7. The membrane according to claim 1, wherein the at least two layers comprise: a buffer layer formed on a porous substrate; andan active layer formed on the buffer layer,

8. The membrane according to claim 7, wherein the buffer layer comprises at least two buffer layers formed on the porous substrate.

9. The membrane according to claim 7, wherein the buffer layer comprises pores having an average pore size of 0.05-1.5 μm.

10. (canceled)

11. The membrane according to claim 7, wherein the patterned surface has a height of 50-300 μm.

12. The membrane according to claim 7, wherein the buffer layer has a thickness of 1-50 μm.

13. The membrane according to claim 7, wherein the active layer has a thickness of 1-20 μm.

14. The membrane according to claim 1, wherein the membrane has a water flux of ≥50 m3/m2 per day.

15. A method of forming the membrane according to claim 1, the method comprising: depositing a feed composition to form at least two layers on a surface of a porous substrate, wherein each layer of the at least two layers is formed by depositing the feed composition layer-by-layer to form a membrane structure;forming a surface pattern on a layer of the at least two layers furthest from the substrate surface to form a patterned surface layer; andsintering the membrane structure with the patterned surface layer to form the membrane.

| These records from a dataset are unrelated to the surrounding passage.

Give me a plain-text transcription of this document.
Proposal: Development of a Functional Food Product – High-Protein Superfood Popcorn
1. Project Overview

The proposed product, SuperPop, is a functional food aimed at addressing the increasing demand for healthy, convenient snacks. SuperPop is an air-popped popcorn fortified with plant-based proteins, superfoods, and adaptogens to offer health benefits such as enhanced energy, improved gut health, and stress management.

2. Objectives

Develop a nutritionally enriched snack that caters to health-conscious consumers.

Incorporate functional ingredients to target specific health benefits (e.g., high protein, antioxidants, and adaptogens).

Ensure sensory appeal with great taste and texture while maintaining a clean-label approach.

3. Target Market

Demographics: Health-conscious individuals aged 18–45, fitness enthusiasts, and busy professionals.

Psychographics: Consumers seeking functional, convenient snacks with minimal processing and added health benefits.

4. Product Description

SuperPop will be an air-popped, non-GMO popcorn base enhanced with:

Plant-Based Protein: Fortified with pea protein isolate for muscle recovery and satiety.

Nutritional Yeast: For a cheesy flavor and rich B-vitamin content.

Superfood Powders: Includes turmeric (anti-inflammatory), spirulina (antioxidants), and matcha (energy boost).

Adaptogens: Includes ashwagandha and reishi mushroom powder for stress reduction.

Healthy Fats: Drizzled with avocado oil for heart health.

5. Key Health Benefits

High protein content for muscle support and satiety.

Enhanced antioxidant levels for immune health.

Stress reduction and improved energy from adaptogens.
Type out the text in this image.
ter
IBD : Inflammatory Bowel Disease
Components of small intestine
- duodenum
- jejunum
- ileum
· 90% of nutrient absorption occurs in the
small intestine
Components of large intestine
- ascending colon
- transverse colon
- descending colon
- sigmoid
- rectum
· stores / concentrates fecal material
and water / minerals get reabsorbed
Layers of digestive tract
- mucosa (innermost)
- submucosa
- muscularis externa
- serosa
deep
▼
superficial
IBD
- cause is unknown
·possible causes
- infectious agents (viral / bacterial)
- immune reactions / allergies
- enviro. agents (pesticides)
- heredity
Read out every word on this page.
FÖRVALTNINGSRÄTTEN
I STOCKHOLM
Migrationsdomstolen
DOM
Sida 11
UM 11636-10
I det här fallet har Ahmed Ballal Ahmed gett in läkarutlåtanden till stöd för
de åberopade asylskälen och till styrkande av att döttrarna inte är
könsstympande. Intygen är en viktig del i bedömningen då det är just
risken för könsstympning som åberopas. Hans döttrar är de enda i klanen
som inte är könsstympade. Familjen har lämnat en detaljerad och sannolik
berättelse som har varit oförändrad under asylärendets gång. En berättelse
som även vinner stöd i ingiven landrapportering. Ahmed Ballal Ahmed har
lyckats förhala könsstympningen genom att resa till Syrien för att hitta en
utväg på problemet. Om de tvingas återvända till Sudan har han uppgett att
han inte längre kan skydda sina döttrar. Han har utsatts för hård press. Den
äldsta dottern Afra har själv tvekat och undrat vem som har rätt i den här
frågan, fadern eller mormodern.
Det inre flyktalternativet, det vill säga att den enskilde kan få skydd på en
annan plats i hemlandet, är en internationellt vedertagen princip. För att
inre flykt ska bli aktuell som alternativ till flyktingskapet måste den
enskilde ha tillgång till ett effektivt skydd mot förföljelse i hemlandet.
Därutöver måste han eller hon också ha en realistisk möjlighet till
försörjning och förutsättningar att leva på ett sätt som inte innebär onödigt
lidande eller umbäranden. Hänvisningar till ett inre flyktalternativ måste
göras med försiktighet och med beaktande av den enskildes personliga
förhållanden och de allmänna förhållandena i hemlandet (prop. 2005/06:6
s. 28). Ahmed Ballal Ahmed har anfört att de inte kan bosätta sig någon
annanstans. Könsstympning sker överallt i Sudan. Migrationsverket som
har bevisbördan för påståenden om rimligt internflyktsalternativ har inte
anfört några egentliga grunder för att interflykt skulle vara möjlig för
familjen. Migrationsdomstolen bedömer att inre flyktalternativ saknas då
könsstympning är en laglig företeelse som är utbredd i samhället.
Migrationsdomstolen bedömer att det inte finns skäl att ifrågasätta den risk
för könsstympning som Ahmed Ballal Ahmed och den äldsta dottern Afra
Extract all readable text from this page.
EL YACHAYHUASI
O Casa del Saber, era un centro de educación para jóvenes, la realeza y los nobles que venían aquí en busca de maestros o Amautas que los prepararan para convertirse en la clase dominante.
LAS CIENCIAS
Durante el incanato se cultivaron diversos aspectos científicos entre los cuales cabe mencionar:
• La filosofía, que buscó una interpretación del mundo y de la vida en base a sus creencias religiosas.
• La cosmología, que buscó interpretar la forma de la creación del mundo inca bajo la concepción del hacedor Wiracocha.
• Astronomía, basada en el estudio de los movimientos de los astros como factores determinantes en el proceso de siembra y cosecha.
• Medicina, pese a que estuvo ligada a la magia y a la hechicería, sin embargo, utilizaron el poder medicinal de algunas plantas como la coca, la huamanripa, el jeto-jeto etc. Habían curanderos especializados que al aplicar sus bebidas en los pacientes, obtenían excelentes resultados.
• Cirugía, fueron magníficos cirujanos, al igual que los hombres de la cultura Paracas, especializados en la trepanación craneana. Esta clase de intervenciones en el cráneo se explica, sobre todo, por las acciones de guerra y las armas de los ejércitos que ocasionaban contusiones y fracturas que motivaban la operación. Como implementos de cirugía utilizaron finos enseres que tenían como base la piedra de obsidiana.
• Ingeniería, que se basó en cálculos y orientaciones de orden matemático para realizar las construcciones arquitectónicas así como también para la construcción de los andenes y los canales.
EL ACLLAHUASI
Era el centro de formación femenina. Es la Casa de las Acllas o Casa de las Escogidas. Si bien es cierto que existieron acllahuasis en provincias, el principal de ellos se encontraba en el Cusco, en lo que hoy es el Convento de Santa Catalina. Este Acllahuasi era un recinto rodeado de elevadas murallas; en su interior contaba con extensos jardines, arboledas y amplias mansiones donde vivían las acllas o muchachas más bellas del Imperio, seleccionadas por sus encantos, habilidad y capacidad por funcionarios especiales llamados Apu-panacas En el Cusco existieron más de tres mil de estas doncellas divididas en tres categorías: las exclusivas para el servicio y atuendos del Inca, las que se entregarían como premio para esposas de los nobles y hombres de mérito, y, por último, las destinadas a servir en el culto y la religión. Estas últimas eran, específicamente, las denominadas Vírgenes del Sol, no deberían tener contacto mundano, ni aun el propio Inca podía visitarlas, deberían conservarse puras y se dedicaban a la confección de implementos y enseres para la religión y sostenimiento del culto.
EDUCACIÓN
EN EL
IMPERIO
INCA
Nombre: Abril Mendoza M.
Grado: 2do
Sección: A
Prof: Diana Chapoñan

16. The method according to claim 15, wherein the depositing comprises: dip coating, spin coating, spray coating, or a combination thereof.

17. The method according to claim 15, wherein the feed composition comprises a mixture of an inorganic material, a solvent, and a surfactant.

18. The method according to claim 17, wherein the inorganic material is a ceramic-based material.

19. (canceled)

20. The method according to claim 17, wherein the depositing comprises depositing a different feed composition for forming each layer of the at least two layers, each of the different feed compositions comprising inorganic material having a different average particle size.

21. The method according to claim 20, wherein each layer of the at least two layers formed comprises a different average pore size as compared to another layer of the at least two layers.

22. The method according to claim 15, wherein the forming a surface pattern is by 3D-printing, imprinting, or a combination thereof.

23. The method according to claim 15, wherein the sintering is at a temperature of 1200-1500° C.